Earlier, US President Trump stated that DeepSeek should serve as a wake-up call for the US AI industry and vowed to ensure the country’s AI dominance with initiatives such as Stargate. In response, US tech firms voiced their support for ‘winning the AI war’ with China. Meanwhile, Sam Altman initially conceded to being on the ‘wrong side of history’ as DeepSeek was ironically advancing OpenAI’s original altruistic goal of promoting AI adoption globally.  However, on March 13, OpenAI submitted a proposal to President Trump’s AI Action Plan, calling for bans on DeepSeek and other Chinese AI models.

This shift may reflect growing unease among leading US AI firms, as DeepSeek also challenged another key belief – that open-source AI models inherently lag behind the proprietary ones protected by Silicon Valley. Therefore, for most US tech executives, if it was not outright war, it was certainly an AI race with China, one they believed could be won by tightening export controls on advanced semiconductor chips. This belief has been rooted in the assumption that the US holds a decisive lead in AI development, and that restricting China’s access to cutting-edge hardware could preserve that advantage. DeepSeek has also challenged this notion. The CSIS report, in particular, highlighted that even the most stringent chip export restrictions are unlikely to halt China’s AI momentum.

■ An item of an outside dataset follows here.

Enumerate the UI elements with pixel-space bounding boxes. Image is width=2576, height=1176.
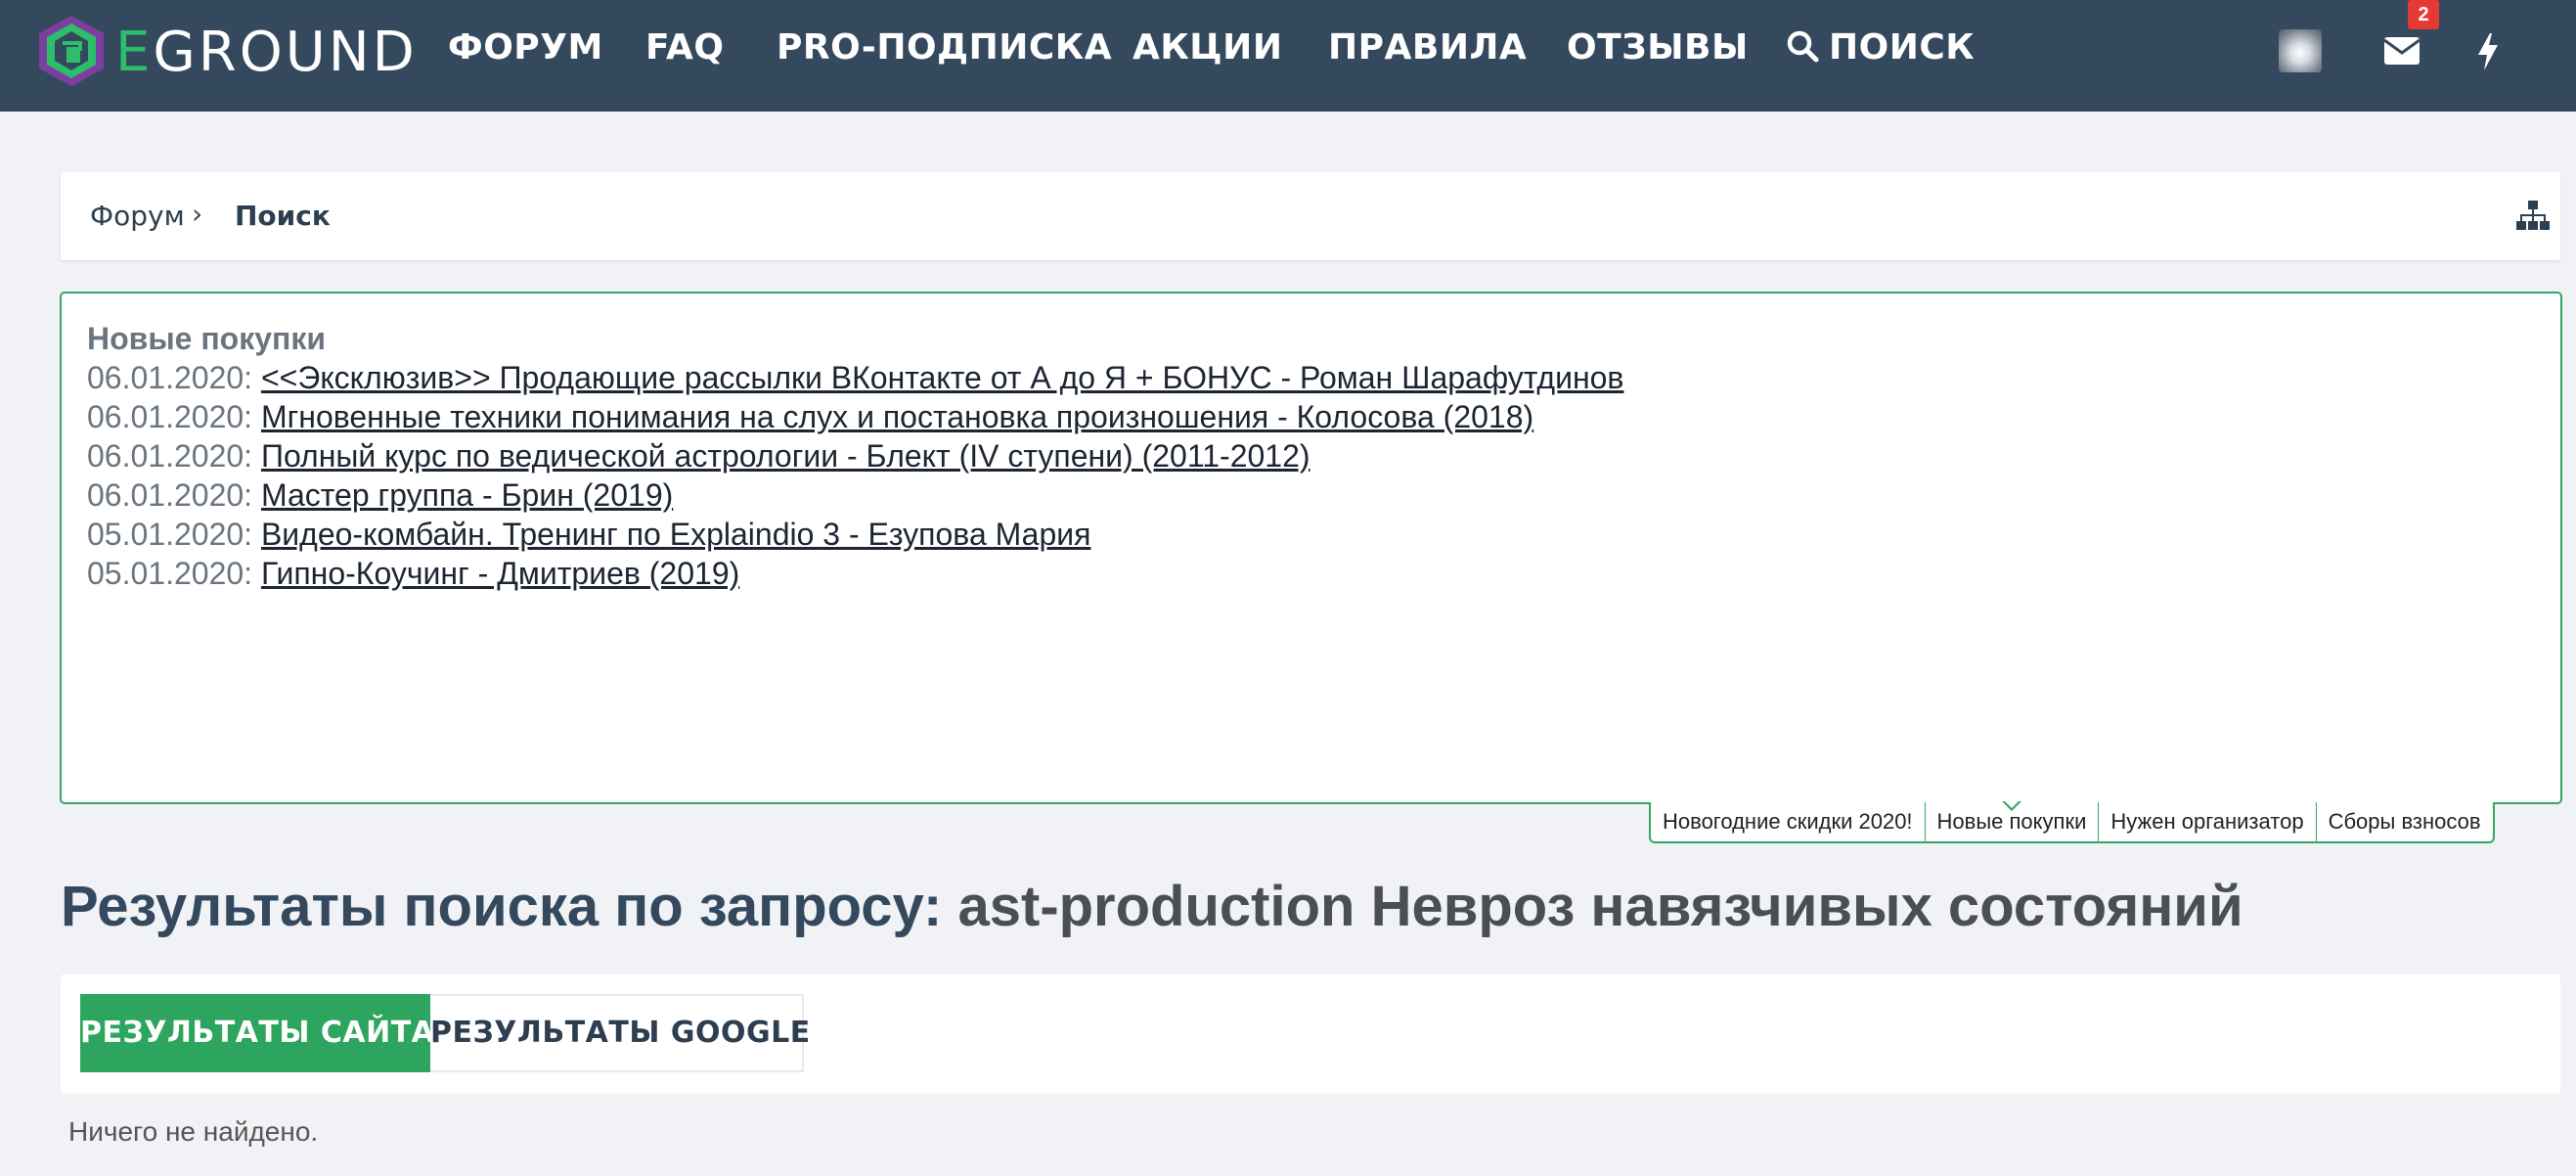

Instead, it highlighted that China’s self-sufficiency in AI advancement is on track to be the ‘most significant strategic challenge for the US’. Interestingly, contrary to long-held assumptions regarding the effectiveness of export controls, they have also inadvertently spurred technological innovation in China, according to US analysts and MIT.

Although DeepSeek founder Liang Wenfeng has publicly acknowledged the challenge posed by the ‘embargo on high-end chips’, he brushed aside the assumption of US policymakers and tech executives that they could curtail China’s AI advancements. Liang also called on Chinese tech firms to establish themselves as global leaders in developing cost-effective and efficient AI. This aligns with China’s national goal of becoming a global hub for AI innovation by 2030.

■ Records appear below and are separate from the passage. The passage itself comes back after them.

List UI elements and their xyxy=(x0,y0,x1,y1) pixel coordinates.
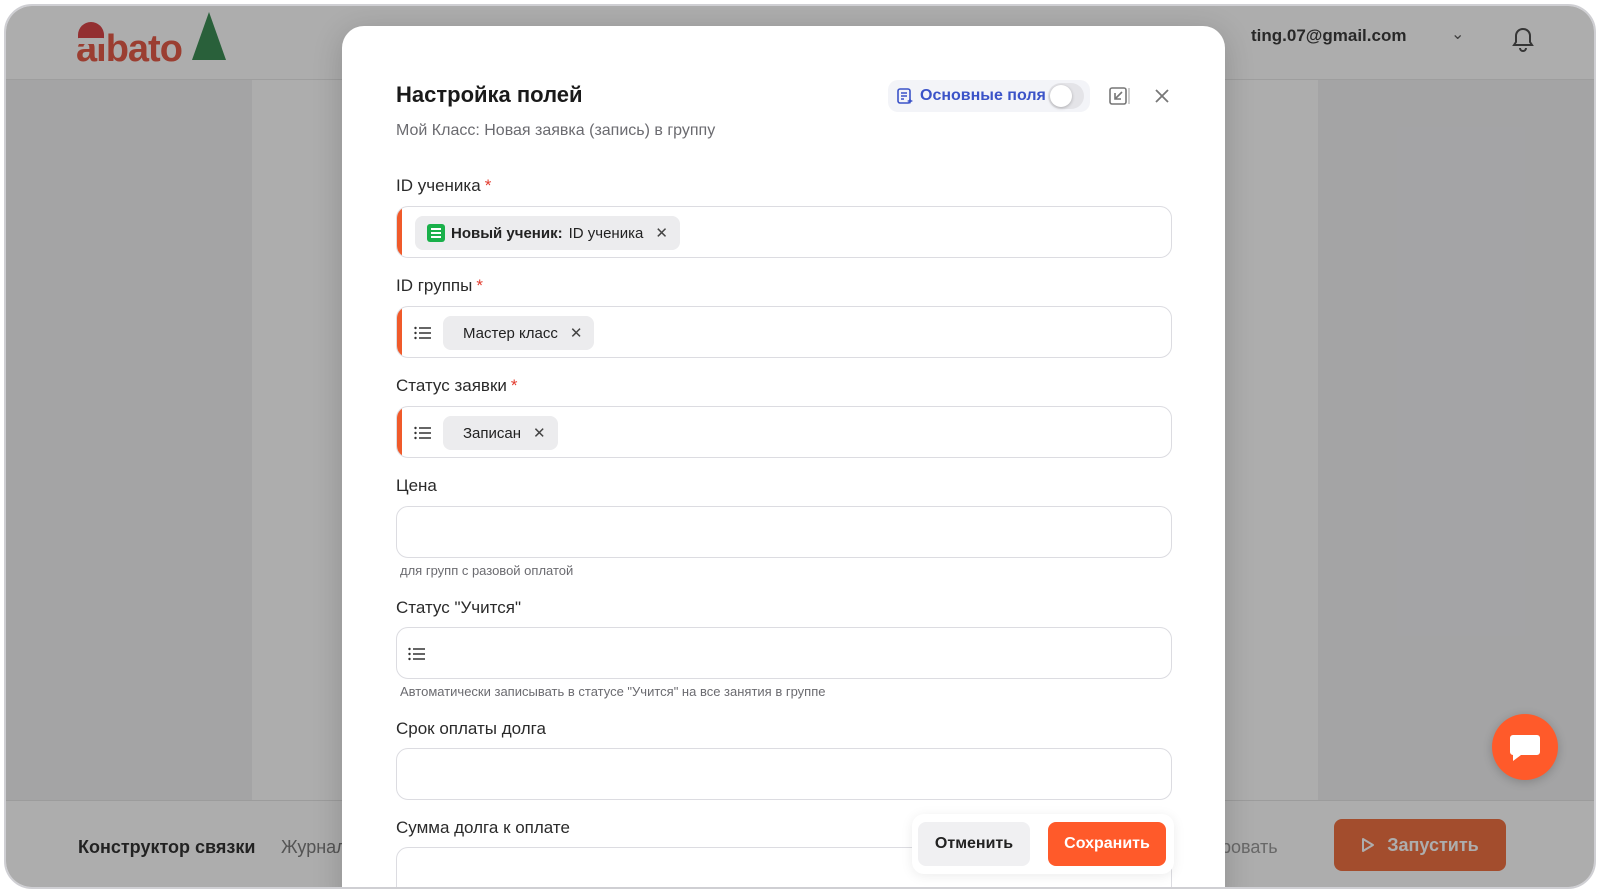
field-label-debt-amount: Сумма долга к оплате xyxy=(396,818,570,838)
moyklass-icon xyxy=(427,224,445,242)
chip-text: ID ученика xyxy=(568,224,644,242)
field-label-text: Срок оплаты долга xyxy=(396,719,546,738)
required-marker: * xyxy=(476,276,483,295)
field-label-text: Статус заявки xyxy=(396,376,507,395)
request-status-field[interactable]: Записан ✕ xyxy=(396,406,1172,458)
field-label-studying-status: Статус "Учится" xyxy=(396,598,521,618)
modal-actions: Отменить Сохранить xyxy=(912,814,1174,874)
close-icon[interactable] xyxy=(1150,84,1174,108)
required-marker: * xyxy=(484,176,492,195)
mapped-value-chip[interactable]: Новый ученик: ID ученика ✕ xyxy=(415,216,680,250)
expand-icon[interactable] xyxy=(1107,84,1131,108)
field-label-text: Статус "Учится" xyxy=(396,598,521,617)
basic-fields-toggle[interactable] xyxy=(1048,83,1084,109)
save-button[interactable]: Сохранить xyxy=(1048,822,1166,866)
basic-fields-toggle-group[interactable]: Основные поля xyxy=(888,80,1090,112)
list-icon[interactable] xyxy=(407,644,427,664)
field-label-request-status: Статус заявки * xyxy=(396,376,518,396)
field-settings-modal: Настройка полей Мой Класс: Новая заявка … xyxy=(342,26,1225,887)
selected-value-chip[interactable]: Записан ✕ xyxy=(443,416,558,450)
field-label-debt-due: Срок оплаты долга xyxy=(396,719,546,739)
field-label-price: Цена xyxy=(396,476,437,496)
studying-status-field[interactable] xyxy=(396,627,1172,679)
price-field[interactable] xyxy=(396,506,1172,558)
price-hint: для групп с разовой оплатой xyxy=(400,563,574,578)
toggle-knob xyxy=(1050,85,1072,107)
cancel-button[interactable]: Отменить xyxy=(918,822,1030,866)
field-label-text: ID группы xyxy=(396,276,473,295)
list-icon[interactable] xyxy=(413,423,433,443)
fields-icon xyxy=(897,88,913,104)
chip-source: Новый ученик: xyxy=(451,224,563,242)
field-label-text: ID ученика xyxy=(396,176,481,195)
remove-chip-icon[interactable]: ✕ xyxy=(655,224,668,242)
chip-text: Записан xyxy=(463,424,522,442)
group-id-field[interactable]: Мастер класс ✕ xyxy=(396,306,1172,358)
debt-due-field[interactable] xyxy=(396,748,1172,800)
field-label-group-id: ID группы * xyxy=(396,276,483,296)
student-id-field[interactable]: Новый ученик: ID ученика ✕ xyxy=(396,206,1172,258)
selected-value-chip[interactable]: Мастер класс ✕ xyxy=(443,316,595,350)
field-label-text: Цена xyxy=(396,476,437,495)
studying-status-hint: Автоматически записывать в статусе "Учит… xyxy=(400,684,826,699)
chip-text: Мастер класс xyxy=(463,324,558,342)
modal-title: Настройка полей xyxy=(396,82,583,107)
field-label-text: Сумма долга к оплате xyxy=(396,818,570,837)
chat-button[interactable] xyxy=(1492,714,1558,780)
field-label-student-id: ID ученика * xyxy=(396,176,491,196)
list-icon[interactable] xyxy=(413,323,433,343)
required-marker: * xyxy=(510,376,518,395)
chat-icon xyxy=(1510,735,1540,761)
remove-chip-icon[interactable]: ✕ xyxy=(533,424,546,442)
modal-subtitle: Мой Класс: Новая заявка (запись) в групп… xyxy=(396,122,716,139)
basic-fields-label: Основные поля xyxy=(920,87,1046,104)
app-window: albato ting.07@gmail.com ⌄ Конструктор с… xyxy=(4,4,1596,889)
remove-chip-icon[interactable]: ✕ xyxy=(570,324,583,342)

In this context, it is noteworthy that DeepSeek is just one startup in China’s booming AI industry. With nearly 600 universities and research labs dedicated to AI research, China’s burgeoning local talent has the potential to garner global attention, similar to DeepSeek. This trend is further illustrated by the emergence of advanced AI agents like AutoGLM Rumination and Manus, developed by lesser-known Chinese startups, challenging the belief that only tech giants can push the frontiers of AI.

DeepSeek and other Chinese AI startups have thus disrupted the AI ecosystem in both China and the US. This was also evident in how China’s tech giants, including Baidu, ByteDance, Tencent, and Alibaba, each launched their latest AI models following the release of DeepSeek and plan to invest billions in AI infrastructure. Consequently, US Big Tech is also accelerating development and release of its respective AI models.

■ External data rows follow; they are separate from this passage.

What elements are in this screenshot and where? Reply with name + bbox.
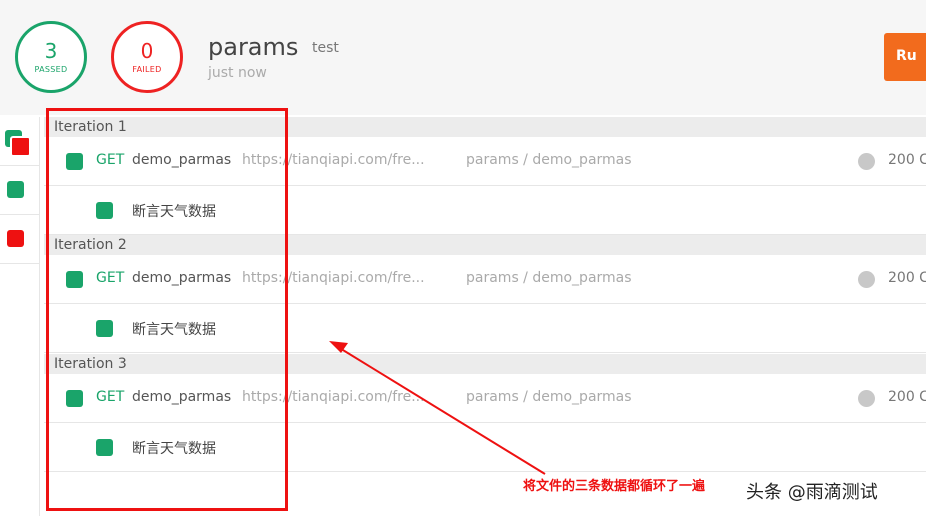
annotation-arrow (329, 341, 546, 475)
watermark-text: 头条 @雨滴测试 (746, 482, 878, 503)
annotation-text: 将文件的三条数据都循环了一遍 (521, 475, 708, 494)
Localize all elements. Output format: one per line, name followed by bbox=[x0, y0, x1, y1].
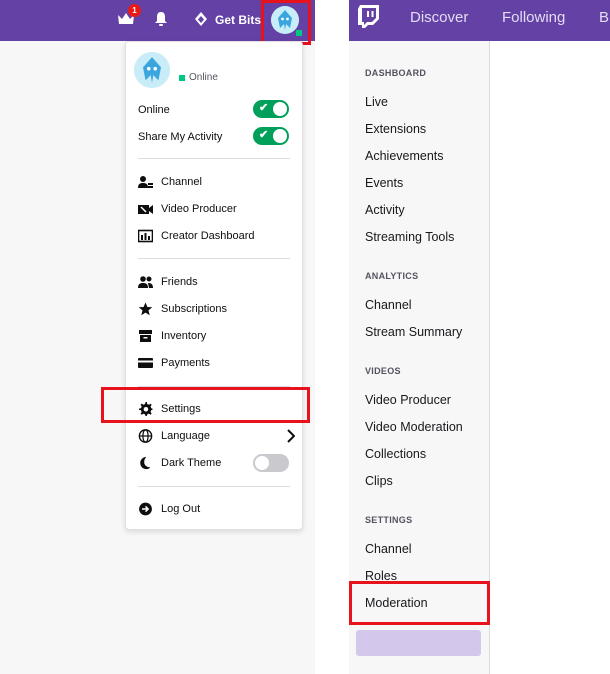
menu-avatar bbox=[134, 52, 170, 88]
menu-item-label: Friends bbox=[161, 276, 198, 288]
menu-item-subscriptions[interactable]: Subscriptions bbox=[138, 299, 290, 319]
get-bits-button[interactable]: Get Bits bbox=[215, 13, 261, 27]
friends-icon bbox=[138, 275, 153, 289]
right-panel: Discover Following B DASHBOARD Live Exte… bbox=[349, 0, 610, 674]
dashboard-icon bbox=[138, 229, 153, 243]
channel-icon bbox=[138, 175, 153, 189]
globe-icon bbox=[138, 429, 153, 443]
menu-item-label: Payments bbox=[161, 357, 210, 369]
online-toggle[interactable]: ✔ bbox=[253, 100, 289, 118]
video-producer-icon bbox=[138, 202, 153, 216]
inventory-icon bbox=[138, 329, 153, 343]
online-toggle-label: Online bbox=[138, 104, 170, 116]
section-heading-videos: VIDEOS bbox=[365, 366, 401, 376]
menu-item-label: Video Producer bbox=[161, 203, 237, 215]
sidebar-item-analytics-channel[interactable]: Channel bbox=[365, 298, 412, 312]
tab-following[interactable]: Following bbox=[502, 9, 565, 26]
dark-theme-toggle[interactable] bbox=[253, 454, 289, 472]
check-icon: ✔ bbox=[259, 129, 269, 141]
menu-item-inventory[interactable]: Inventory bbox=[138, 326, 290, 346]
share-activity-toggle[interactable]: ✔ bbox=[253, 127, 289, 145]
menu-item-friends[interactable]: Friends bbox=[138, 272, 290, 292]
sidebar-item-streaming-tools[interactable]: Streaming Tools bbox=[365, 230, 454, 244]
sidebar-item-video-producer[interactable]: Video Producer bbox=[365, 393, 451, 407]
menu-item-language[interactable]: Language bbox=[138, 426, 295, 446]
menu-item-label: Creator Dashboard bbox=[161, 230, 255, 242]
menu-item-label: Log Out bbox=[161, 503, 201, 515]
menu-divider bbox=[138, 486, 290, 487]
section-heading-settings: SETTINGS bbox=[365, 515, 413, 525]
star-icon bbox=[138, 302, 153, 316]
avatar-highlight-box bbox=[261, 0, 311, 45]
toggle-knob bbox=[255, 456, 269, 470]
notification-badge: 1 bbox=[128, 4, 141, 17]
sidebar-item-settings-channel[interactable]: Channel bbox=[365, 542, 412, 556]
twitch-logo-icon[interactable] bbox=[358, 5, 380, 29]
menu-item-label: Channel bbox=[161, 176, 202, 188]
moderation-highlight-box bbox=[349, 581, 490, 625]
menu-item-payments[interactable]: Payments bbox=[138, 353, 290, 373]
sidebar-item-clips[interactable]: Clips bbox=[365, 474, 393, 488]
bell-icon[interactable] bbox=[154, 11, 168, 27]
tab-browse[interactable]: B bbox=[599, 9, 609, 26]
sidebar-item-extensions[interactable]: Extensions bbox=[365, 122, 426, 136]
sidebar-item-collections[interactable]: Collections bbox=[365, 447, 426, 461]
card-icon bbox=[138, 356, 153, 370]
sidebar-item-achievements[interactable]: Achievements bbox=[365, 149, 444, 163]
toggle-knob bbox=[273, 129, 287, 143]
status-text: Online bbox=[189, 72, 218, 83]
menu-item-label: Language bbox=[161, 430, 210, 442]
menu-item-creator-dashboard[interactable]: Creator Dashboard bbox=[138, 226, 290, 246]
top-nav-bar: Discover Following B bbox=[349, 0, 610, 41]
menu-item-label: Dark Theme bbox=[161, 457, 222, 469]
bits-icon[interactable] bbox=[194, 11, 208, 27]
left-panel: 1 Get Bits Online Online ✔ Share My Acti… bbox=[0, 0, 315, 674]
user-dropdown-menu: Online Online ✔ Share My Activity ✔ Chan… bbox=[125, 41, 303, 530]
sidebar-item-live[interactable]: Live bbox=[365, 95, 388, 109]
menu-item-video-producer[interactable]: Video Producer bbox=[138, 199, 290, 219]
tab-discover[interactable]: Discover bbox=[410, 9, 468, 26]
share-activity-toggle-label: Share My Activity bbox=[138, 131, 223, 143]
sidebar-item-activity[interactable]: Activity bbox=[365, 203, 405, 217]
moon-icon bbox=[138, 456, 153, 470]
chevron-right-icon bbox=[286, 429, 295, 443]
sidebar-item-stream-summary[interactable]: Stream Summary bbox=[365, 325, 462, 339]
sidebar-item-events[interactable]: Events bbox=[365, 176, 403, 190]
status-dot bbox=[179, 75, 185, 81]
check-icon: ✔ bbox=[259, 102, 269, 114]
section-heading-dashboard: DASHBOARD bbox=[365, 68, 427, 78]
settings-highlight-box bbox=[101, 387, 310, 423]
log-out-icon bbox=[138, 502, 153, 516]
menu-divider bbox=[138, 258, 290, 259]
section-heading-analytics: ANALYTICS bbox=[365, 271, 419, 281]
dashboard-sidebar: DASHBOARD Live Extensions Achievements E… bbox=[349, 41, 490, 674]
menu-item-channel[interactable]: Channel bbox=[138, 172, 290, 192]
menu-item-label: Subscriptions bbox=[161, 303, 228, 315]
toggle-knob bbox=[273, 102, 287, 116]
sidebar-item-video-moderation[interactable]: Video Moderation bbox=[365, 420, 463, 434]
active-item-background bbox=[356, 630, 481, 656]
menu-item-label: Inventory bbox=[161, 330, 207, 342]
menu-item-log-out[interactable]: Log Out bbox=[138, 499, 290, 519]
menu-divider bbox=[138, 158, 290, 159]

As more advanced Chinese and American AI models are increasingly launched at lower prices, the AI efficiency race initiated by DeepSeek is expected to significantly reduce the global cost of adopting AI across all fields. It has already been embraced by European companies and tech firms, which consider ‘China’s DeepSeek moment’ a driving force for facilitating the global adoption of AI.

Ultimately, DeepSeek has upended several long-held assumptions: that building powerful AI models demands vast financial resources; that open-source models cannot compete with proprietary technologies; and that US-led export controls can slow China’s technological ascent. Its success suggests that these assumptions no longer hold, and perhaps never did. In doing so, DeepSeek has not only redefined the trajectory of AI development but also confirmed Sam Altman’s own prophecy: the AI revolution cannot be stopped. DeepSeek was only the start; China’s AI revolution has just begun.